Um outro livro do segundo grupo está embasado numa tese amplamente comprovada: “O antipetismo mostrou-se, na campanha de 2018, uma força social muito mais mobilizadora, e o ‘partido da lava jato’ maior que o lulismo.” Intitula-se A Eleição Disruptiva: por que Bolsonaro venceu, Maurício Moura & Juliano Corbellini, Rio de Janeiro, Record, 2019, 167 p. Os autores conseguiram explicar o resultado das urnas sem complicações academicistas, por meio de duas perguntas: 1. Quais eram os principais anseios do eleitor?; 2. Como esse eleitor estava se informando? Duas reflexões anunciam o volume: “A pior cegueira é a mental, que faz com que não reconheçamos o que temos pela frente”, de José Saramago, a primeira. A segunda é de autoria de Sun Tzu reconhecido mundialmente: “Todos podem ver as táticas de minha conquista, mas ninguém consegue discernir a estratégia que gerou as vitórias.”

Dentre os textos analíticos nacionais, recomendaria ainda uma terceira leitura Brasil em transe: Bolsonarismo, Nova Direita e Desdemocratização, Rosana Pinheiro-Machado & Adriano de Freixo (orgs), Rio de Janeiro, Oficina Raquel, 2019, 164 p. Para o coordenador da coleção Pensar Político, Adriano Freixo, “compreender a dinâmica política dessa sociedade tão complexa e multifacetada e as complicadas tramas e teias nela presentes é sempre um desafio para os acadêmicos e intelectuais que se propõem a fazê-lo.
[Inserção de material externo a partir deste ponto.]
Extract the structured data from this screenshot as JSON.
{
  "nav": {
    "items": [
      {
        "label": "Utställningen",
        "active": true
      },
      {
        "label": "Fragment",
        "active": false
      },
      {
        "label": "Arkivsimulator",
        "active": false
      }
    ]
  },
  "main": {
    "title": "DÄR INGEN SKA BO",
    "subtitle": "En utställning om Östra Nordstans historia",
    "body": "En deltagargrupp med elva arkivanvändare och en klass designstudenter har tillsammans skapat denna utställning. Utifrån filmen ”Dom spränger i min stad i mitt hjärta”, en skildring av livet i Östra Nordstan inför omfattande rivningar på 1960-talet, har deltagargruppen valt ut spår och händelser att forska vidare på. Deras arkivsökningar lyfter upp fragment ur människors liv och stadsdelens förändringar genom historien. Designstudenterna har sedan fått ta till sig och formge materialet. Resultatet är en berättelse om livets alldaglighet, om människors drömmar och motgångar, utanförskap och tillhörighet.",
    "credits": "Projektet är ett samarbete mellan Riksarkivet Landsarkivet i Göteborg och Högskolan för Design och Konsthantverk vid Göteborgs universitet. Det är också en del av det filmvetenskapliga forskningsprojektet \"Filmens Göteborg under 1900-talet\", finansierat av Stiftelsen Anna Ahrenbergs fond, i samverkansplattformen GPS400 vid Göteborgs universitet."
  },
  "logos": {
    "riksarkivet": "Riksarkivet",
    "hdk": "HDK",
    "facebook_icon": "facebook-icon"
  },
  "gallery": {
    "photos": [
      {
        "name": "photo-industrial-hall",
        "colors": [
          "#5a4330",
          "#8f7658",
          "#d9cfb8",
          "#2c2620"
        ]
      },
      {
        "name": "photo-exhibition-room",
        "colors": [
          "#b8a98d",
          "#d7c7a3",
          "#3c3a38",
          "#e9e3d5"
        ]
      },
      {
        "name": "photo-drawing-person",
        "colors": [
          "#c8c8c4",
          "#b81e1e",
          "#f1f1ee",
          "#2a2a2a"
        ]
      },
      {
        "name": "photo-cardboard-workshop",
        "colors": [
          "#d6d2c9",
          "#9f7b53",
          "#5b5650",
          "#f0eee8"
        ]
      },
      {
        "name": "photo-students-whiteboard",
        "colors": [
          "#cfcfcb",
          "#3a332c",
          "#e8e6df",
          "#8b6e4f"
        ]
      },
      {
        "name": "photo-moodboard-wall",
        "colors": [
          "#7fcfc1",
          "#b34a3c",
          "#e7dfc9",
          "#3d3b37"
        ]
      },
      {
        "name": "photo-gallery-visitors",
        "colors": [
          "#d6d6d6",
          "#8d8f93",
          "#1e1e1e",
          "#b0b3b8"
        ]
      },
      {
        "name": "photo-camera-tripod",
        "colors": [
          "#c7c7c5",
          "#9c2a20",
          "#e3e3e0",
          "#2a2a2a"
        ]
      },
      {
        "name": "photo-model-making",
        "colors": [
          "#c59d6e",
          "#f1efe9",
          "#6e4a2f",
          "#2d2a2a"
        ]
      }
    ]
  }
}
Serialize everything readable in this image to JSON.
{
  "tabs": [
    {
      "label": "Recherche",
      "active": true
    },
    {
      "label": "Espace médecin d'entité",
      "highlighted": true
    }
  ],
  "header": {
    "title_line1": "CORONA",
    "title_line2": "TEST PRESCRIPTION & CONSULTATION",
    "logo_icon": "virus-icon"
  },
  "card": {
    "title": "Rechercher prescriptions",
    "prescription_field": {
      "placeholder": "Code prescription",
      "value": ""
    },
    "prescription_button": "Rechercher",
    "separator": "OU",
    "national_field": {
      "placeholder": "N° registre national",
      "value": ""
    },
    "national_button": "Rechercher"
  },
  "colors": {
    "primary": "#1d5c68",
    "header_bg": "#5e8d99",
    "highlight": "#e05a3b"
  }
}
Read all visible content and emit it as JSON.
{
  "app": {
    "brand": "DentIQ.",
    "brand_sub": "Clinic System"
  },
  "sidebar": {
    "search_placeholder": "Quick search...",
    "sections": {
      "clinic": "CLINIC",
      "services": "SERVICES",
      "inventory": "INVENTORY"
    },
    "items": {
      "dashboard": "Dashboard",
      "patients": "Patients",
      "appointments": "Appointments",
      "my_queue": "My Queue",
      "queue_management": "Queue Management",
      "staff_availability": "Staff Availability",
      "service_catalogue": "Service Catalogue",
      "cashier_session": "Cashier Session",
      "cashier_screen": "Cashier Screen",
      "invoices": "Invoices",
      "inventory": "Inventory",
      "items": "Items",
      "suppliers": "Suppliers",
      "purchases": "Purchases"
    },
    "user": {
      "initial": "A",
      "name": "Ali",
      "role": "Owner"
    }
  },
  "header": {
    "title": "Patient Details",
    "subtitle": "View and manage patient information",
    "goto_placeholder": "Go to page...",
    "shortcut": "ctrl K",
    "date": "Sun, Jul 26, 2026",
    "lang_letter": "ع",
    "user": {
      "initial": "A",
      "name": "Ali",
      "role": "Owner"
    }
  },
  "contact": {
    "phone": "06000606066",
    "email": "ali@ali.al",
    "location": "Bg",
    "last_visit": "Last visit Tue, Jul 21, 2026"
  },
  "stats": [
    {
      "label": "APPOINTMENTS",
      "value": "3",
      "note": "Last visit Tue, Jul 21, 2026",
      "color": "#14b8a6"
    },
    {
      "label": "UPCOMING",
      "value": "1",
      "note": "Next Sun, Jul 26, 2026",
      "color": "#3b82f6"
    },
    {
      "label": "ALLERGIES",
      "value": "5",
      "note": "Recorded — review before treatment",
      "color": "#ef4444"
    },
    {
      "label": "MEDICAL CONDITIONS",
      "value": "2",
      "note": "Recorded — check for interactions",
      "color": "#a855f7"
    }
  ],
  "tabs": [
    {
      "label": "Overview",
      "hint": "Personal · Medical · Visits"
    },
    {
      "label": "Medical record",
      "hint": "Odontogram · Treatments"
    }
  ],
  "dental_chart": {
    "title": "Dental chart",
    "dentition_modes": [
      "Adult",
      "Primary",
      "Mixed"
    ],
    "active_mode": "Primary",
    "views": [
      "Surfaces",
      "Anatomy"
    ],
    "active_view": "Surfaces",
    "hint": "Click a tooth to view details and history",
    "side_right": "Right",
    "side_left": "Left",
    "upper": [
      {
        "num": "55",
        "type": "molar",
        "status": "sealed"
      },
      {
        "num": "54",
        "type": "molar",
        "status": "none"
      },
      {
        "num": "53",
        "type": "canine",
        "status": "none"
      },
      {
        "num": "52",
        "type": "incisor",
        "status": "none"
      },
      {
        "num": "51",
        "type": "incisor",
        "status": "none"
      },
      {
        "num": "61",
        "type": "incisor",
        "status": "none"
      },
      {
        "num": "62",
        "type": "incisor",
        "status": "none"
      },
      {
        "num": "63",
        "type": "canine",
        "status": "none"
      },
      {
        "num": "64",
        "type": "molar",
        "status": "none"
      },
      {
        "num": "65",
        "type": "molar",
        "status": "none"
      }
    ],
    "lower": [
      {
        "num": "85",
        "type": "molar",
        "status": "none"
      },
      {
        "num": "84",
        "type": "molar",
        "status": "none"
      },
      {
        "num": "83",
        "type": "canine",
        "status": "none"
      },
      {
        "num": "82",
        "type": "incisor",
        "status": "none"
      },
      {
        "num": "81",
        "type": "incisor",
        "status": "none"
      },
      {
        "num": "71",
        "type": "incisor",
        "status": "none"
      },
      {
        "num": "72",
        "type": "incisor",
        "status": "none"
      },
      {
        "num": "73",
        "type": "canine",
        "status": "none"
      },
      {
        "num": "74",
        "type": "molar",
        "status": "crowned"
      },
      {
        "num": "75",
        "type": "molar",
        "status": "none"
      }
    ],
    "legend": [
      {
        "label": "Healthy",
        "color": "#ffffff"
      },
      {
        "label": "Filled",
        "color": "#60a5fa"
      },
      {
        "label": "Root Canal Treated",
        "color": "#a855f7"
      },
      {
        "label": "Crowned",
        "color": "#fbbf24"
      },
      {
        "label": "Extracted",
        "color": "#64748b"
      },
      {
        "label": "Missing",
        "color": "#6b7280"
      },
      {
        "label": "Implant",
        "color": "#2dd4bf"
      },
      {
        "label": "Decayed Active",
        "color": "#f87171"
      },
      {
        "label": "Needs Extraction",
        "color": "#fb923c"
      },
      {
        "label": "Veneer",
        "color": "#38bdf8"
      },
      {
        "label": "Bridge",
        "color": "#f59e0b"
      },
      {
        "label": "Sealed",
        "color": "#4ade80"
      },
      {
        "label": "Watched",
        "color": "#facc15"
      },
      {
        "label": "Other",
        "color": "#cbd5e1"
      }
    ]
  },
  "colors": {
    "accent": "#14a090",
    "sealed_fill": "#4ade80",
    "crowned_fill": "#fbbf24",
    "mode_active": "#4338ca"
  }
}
Para ainda analisar a área brasileira, outro conjunto de textos sobre as eleições de 2018, considerada “um marco no curso da história de nosso atual regime democrático, iniciado com a promulgação da Constituição de 1988”. Intitula-se Democracia em Crise? 22 ensaios sobre o Brasil hoje, Vários Autores, São Paulo, Companhia das Letras, 2019, 372 p. Em nota, os editores esclarecem: “Conscientes de nosso papel de estimular a discussão de ideias em momentos singulares, decidimos convidar intelectuais habituados ao debate público, das mais diversas áreas (mas com predomínio, talvez natural, dos que pensam política em sentido amplo), para escreverem artigos de interpretação, a quente, do fenômeno que vivemos atualmente.” Textos bastante esclarecedores, ressaltando o ensaio A bolsonarização do Brasil, de Esther Solano, PhD. em Sociologia pela Universidade Complutense de Madri, Espanha. Articulista da Carta Capital.

Por fim, para uma compreensão intelectual mais acurada, recomendo o livreto Marxismo Desmascarado, de Ludwig Von Mises, Campinas SP, Vide Editorial, 2015, 159 p. O autor (1881-1973) é considerado até hoje o maior expoente da chamada Escola Austríaca de Economia, fundada por Carl Menger. Dele a autoria do famoso tratado Ação Humana, onde Mises apresenta uma visão integral da economia, livrando-a do positivismo matemático e meramente estatístico. O livro explicita conferências de Ludwig Von Mises pronunciadas na Biblioteca Pública de São Francisco, em junho/julho de 1952. Ele acreditava que uma crítica séria ao socialismo deveria lidar com muito mais conteúdo do que sua simples inviabilidade econômica, mas com consistentes fundamentos filosóficos e políticos do homem e da sociedade.

No mais, desejando bons resultados nas leituras sementeiras do jovem pediatra, relembraria apenas a célebre reflexão do Celso Furtado, um economista que entendia desenvolvimento acima de qualquer suspeita: “O quadrado da hipotenusa é igual à soma dos quadrados dos catetos. Mas será que o triângulo é retângulo?”.